Although FIG. 1 shows a case where the active layer/clad layer cross section parallel to the plane is rectangular, the cross section may be circular, elliptical, or polygonal. Further, the active layer may have a single or multiple quantum well structure. Regarding the material system, InGaAs
Instead, use AlGaAs or AIGaInP in the visible light range.
/GaInP-based lasers and long-wavelength InGaAsP/InP-based lasers are also effective. Further, the first conductivity type and the second conductivity type of n and p may be exchanged. Although this embodiment has been described using a surface emitting type semiconductor laser as an example, the present invention is also applicable to a conventional horizontal resonator type semiconductor laser.

(Effect of the invention) .

The semiconductor laser of the present invention and its manufacturing method can facilitate current injection and lower the oscillation threshold current value compared to the conventional semiconductor laser, and are therefore suitable as a parallel integrated light source for optical information processing.

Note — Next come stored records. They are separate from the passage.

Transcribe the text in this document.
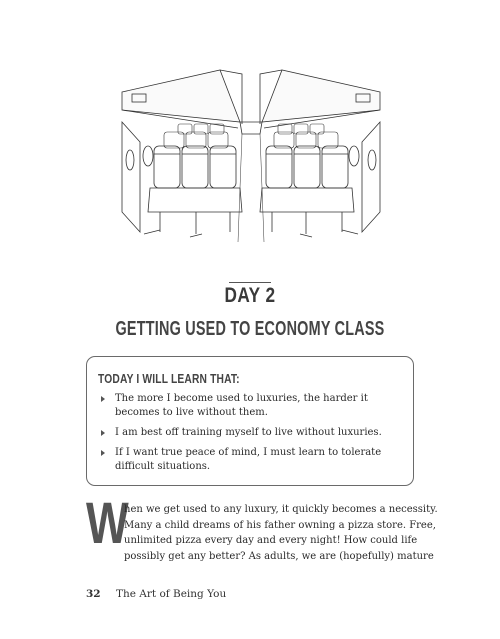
DAY 2
GETTING USED TO ECONOMY CLASS
TODAY I WILL LEARN THAT:
The more I become used to luxuries, the harder it becomes to live without them.
I am best off training myself to live without luxuries.
If I want true peace of mind, I must learn to tolerate difficult situations.
W
hen we get used to any luxury, it quickly becomes a necessity.
Many a child dreams of his father owning a pizza store. Free,
unlimited pizza every day and every night! How could life
possibly get any better? As adults, we are (hopefully) mature
32 The Art of Being You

[Brief explanation of drawings]

FIG. 1 is a perspective view of a device showing a semiconductor laser which is an embodiment of the present invention, FIG. 2 (aXbXc) is a schematic process diagram of a semiconductor laser manufacturing method of the present invention, and FIG. 3 is a parallel integration diagram of the present invention. FIG. 2 is a schematic element plan view of the element. In each figure, 10...Substrate, 11...First conductivity type cladding layer, 1
2... Active layer, 13... Second conductivity type cladding layer, 1
4...Vacancy, 15...Electrode mounting pattern part, 16,
17... Electrode pattern, 18... Light, 20... Electrode film, 21, 22... Mask pattern, 23... Obliquely incident ion beam, 31, 32... Current conduction pattern, 41... ... Laser body part, 42... Electrode part

Claims (2)

[Claims] (1) A laser body comprising a cladding layer of a first conductivity type, an active layer, a cladding layer of a second conductivity type, an electrode part, and an electrode attachment pattern part on a semi-insulating semiconductor substrate, and the electrode 1. A semiconductor laser having a hole beside an active layer for separating a cladding layer of a second conductivity type from a cladding layer of a first conductivity type in a mounting pattern portion. (2) a cladding layer of a first conductivity type on a semi-insulating semiconductor substrate;
A process of sequentially laminating and growing an active layer and a cladding layer of the second conductivity type, and forming a mask pattern having a laser main body portion, an electrode portion, and a narrow electrode attachment pattern portion connecting them to the second conductivity type cladding layer.
The electrode mounting pattern is formed on the conductive cladding layer and etched to have an inverted mesa cross-sectional shape by at least one of oblique incident ion beam etching or chemical etching that reflects the crystal orientation. A method for manufacturing a semiconductor laser, comprising the step of providing a hole beside an active layer to isolate a second conductivity type cladding layer from a first conductivity type cladding layer.